Refocusing on music, public transit

Gast says the city is putting its focus on the Irving Music Factory. It’s an 8,000 seat entertainment venue that opens in August in Las Colinas. The complex will include restaurants and an Alamo Drafthouse movie theater. Comedians Trevor Noah and Dave Chappelle are headlining the venue in the fall.

Gast says Irving is also working to improve public transit and attract corporate headquarters. That means fewer sports fans and more business travelers.

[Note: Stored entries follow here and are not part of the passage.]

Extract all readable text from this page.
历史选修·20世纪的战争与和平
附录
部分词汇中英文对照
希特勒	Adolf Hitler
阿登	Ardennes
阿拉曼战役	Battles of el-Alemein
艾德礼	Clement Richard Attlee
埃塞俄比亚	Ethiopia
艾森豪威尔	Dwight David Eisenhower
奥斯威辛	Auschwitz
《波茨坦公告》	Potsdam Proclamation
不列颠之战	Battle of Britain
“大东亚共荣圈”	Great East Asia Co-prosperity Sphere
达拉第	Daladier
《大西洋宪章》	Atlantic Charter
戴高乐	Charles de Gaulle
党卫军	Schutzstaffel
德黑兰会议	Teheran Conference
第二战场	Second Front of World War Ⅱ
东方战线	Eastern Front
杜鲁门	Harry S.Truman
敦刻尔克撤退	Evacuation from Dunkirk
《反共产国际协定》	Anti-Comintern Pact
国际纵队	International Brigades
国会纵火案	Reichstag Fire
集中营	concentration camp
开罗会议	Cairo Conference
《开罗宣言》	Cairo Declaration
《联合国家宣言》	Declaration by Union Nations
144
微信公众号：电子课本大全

“We are where we are — kind of locked in the middle of the metroplex,” she says. “If we can’t make it easy for people to get in and around us, it’s going to be very hard to keep our workforce here. But we’re working on filling it with other businesses because that’s what we do all the time.”

For both Britton and Gast, the last day at the Byron Nelson in Irving isn’t going to be easy. Britton will be walking in one of the final groups and says it will “definitely be an emotional day.”

“I think I have to assume it’s like an empty nester,” Gast says. “We’re very proud of them, very happy for them, but it is going to suck Sunday afternoon. When that happens, I am just prepared to not wear any makeup, I’m going to be tearing up. They’re family.”

The family isn’t moving far, just 40 minutes away. Irving’s not dwelling on the Byron Nelson moving on because they’re too busy planning for the future.